A man walked into Abelard’s office the other day and announced that he had a singular case. Our morning had begun with tea, as usual, but I had hardly poured the first cup when the office door opened and the man with the singular case walked in.
It is well known by now that Magnus Abelard deals only with singular cases, so everyone who walks through the door announces that he has a singular case. Nevertheless, the door is, by Abelard’s explicit command, never locked; and this case really did turn out to be singular. I have taken the trouble, therefore, to record it among Abelard’s most remarkable achievements, in the hope that the record will serve as an imperishable monument to Abelard’s genius.
We began with the usual formalities. I informed our visitor that he would have ten minutes to convince Abelard of the singularity of his case. I also explained the payment schedule in the unlikely event that Abelard did pronounce his case singular. Abelard did not speak during the proceedings; he never does speak until some singular aspect of the case has caught his attention.

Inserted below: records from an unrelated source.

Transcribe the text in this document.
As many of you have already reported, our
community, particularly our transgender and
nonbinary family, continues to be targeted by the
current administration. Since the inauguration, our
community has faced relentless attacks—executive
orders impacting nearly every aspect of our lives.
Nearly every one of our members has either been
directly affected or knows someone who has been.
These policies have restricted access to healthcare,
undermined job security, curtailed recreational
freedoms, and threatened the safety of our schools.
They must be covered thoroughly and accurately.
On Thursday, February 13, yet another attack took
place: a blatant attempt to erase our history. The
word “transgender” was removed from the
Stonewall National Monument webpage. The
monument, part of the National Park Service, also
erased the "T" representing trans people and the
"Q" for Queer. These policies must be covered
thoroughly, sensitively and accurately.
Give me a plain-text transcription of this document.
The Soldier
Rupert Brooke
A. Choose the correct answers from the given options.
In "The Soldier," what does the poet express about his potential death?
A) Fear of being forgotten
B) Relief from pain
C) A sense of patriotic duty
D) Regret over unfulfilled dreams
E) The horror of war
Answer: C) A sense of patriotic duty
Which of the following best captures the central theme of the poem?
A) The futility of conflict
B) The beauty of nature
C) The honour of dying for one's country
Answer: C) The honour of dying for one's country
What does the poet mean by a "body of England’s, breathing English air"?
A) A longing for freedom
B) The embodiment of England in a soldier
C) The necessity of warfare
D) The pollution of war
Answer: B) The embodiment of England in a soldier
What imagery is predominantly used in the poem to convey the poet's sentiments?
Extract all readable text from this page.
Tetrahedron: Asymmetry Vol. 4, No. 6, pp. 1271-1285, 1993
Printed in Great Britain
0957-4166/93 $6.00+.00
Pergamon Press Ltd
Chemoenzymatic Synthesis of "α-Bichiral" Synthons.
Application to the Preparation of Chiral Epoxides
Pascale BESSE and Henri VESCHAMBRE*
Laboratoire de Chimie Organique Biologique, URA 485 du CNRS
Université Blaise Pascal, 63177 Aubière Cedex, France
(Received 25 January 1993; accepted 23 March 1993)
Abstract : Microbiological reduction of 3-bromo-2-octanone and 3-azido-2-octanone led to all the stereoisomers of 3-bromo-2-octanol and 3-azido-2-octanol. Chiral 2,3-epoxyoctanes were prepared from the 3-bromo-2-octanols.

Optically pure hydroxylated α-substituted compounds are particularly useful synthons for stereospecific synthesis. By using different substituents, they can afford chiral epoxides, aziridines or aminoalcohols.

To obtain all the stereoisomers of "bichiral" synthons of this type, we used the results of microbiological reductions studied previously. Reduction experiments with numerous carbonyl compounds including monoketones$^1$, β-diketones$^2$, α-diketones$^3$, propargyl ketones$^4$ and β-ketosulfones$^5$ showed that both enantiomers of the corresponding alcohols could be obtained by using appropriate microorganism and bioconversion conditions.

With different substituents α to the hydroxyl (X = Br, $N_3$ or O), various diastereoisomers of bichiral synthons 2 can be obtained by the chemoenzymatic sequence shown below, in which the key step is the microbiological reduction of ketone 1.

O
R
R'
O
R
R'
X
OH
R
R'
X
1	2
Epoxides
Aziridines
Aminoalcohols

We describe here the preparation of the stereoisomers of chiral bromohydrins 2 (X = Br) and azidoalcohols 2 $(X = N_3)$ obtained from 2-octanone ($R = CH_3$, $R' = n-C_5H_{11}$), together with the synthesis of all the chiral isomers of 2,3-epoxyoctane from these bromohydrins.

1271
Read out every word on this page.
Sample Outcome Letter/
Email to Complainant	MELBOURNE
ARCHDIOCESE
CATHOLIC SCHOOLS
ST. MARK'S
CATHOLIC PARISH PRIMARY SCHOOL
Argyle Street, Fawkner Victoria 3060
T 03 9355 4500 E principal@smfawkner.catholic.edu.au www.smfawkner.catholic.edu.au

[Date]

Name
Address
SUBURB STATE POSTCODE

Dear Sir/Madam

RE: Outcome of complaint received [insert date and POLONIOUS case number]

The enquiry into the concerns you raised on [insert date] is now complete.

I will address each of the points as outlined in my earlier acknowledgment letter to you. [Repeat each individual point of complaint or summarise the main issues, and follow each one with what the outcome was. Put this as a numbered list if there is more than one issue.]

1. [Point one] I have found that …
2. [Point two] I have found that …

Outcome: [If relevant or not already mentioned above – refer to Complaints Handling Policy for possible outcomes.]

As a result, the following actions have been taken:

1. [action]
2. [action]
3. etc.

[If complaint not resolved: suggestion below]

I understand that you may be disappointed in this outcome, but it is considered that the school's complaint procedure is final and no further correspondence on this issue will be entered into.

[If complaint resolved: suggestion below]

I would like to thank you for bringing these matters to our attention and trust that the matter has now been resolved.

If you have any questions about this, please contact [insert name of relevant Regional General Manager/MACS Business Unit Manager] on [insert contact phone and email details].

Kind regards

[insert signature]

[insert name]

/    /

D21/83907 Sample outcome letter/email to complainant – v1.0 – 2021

“Mine is a singular case,” the visitor began as I took notes. “Indeed, it is so singular that I have not spoken with anyone about it until now. I have lived for ten years in fear for my life—a fear all the worse for being secret. I have not dared reveal it to anyone, and yet it eats at me, day after day, hour after hour, like a kind of parasitic creature that gnaws but cannot consume.”
“You have nine and a half minutes,” I reminded him.
“Ten years ago, my wife, to whom I had been married only a month, announced that she had a few purchases to make, and declared her intention to walk to the drug store on Murray Avenue. She would be gone for about an hour, she said. I bid her farewell; she walked out the door; and that, Mr. Abelard, was the last time I ever saw her.
“I shall not weary you with the details of my inquiries. Over the years, I have found opportunities to interrogate our neighbors and the clerks at the drug store. From their statements, I have discovered that my wife did indeed reach the drug store; that she left and turned right on Murray Avenue; that she was last seen walking on Phillips, the very street on which we lived, in the direction of our house. But she never arrived.”
Here the visitor stopped; and, as Abelard was still silent, I knew the narration had not interested him enough for him to take the case. It was therefore incumbent upon me to disappoint our visitor.
“Disappearances such as the one you describe,” I told him, “while exceedingly regrettable, are not extraordinarily uncommon. Perhaps the city police, or a less specialized private agency, might be able to render you some assistance.”
Our visitor sat back in his chair and sighed. “I have not yet revealed to you,” he said slowly and quietly, “the singular aspect of the case.”
Abelard leaned forward. This statement had at least caught his attention.
The visitor took a deep breath, appeared to think for a moment, and then continued, picking his words with care and deliberation.
“About an hour after my wife left, a woman entered my house by the front door. She entered boldly—as if she owned the place, you might say. Now here is the singular and remarkable thing: in every particular, this woman was the exact image of my missing wife. Even her clothes were the same as the ones my wife had been wearing when she left. She proceeded to make herself quite at home; she treated me as though she were actually my wife.”
Here the visitor leaned forward and lowered his voice about a fifth. “For ten years, Mr. Abelard, that woman has inhabited my house, living in every respect as though she were my wife. For ten long years, I have lived in fear, utterly convinced that this woman in my house is somehow deeply involved in the mystery, and afraid even to sleep at night—afraid I might fall prey to the same sinister forces that took my beloved wife from me. The fear is tearing at my soul, sir, and I have at last resolved that, whatever the cost to myself, I must unravel this mystery.”
A moment of silence followed; then Abelard spoke for the first time.
“And how exactly was it that you knew this woman was not really your wife, returned from her shopping trip?”
The visitor started forward; then he sank slowly back in his chair, staring straight ahead.
“Good lord,” he whispered hoarsely.
Abelard observed him closely.
“Good lord,” the visitor said again, somewhat louder this time. “I never thought of that.”
He sat upright in his chair with a new air of confidence. “Well, sir, you certainly have earned your reputation. I never would have imagined that a mystery of such devilish complexity could be unraveled in such a short time. I shall certainly be recommending your agency. You may expect a check from me in the morning, although you must be aware that no remuneration could ever express my profound gratitude. I bid you good day, and once again I thank you from the bottom of my heart.”
Abelard watched him walk out of the office with a jaunty confidence that had been completely foreign to him only minutes before.
For some time after, Abelard was silent, as though lost in thought. At last he turned to address me.
“Perhaps,” he said, “we ought to reconsider the idea of locking the door.”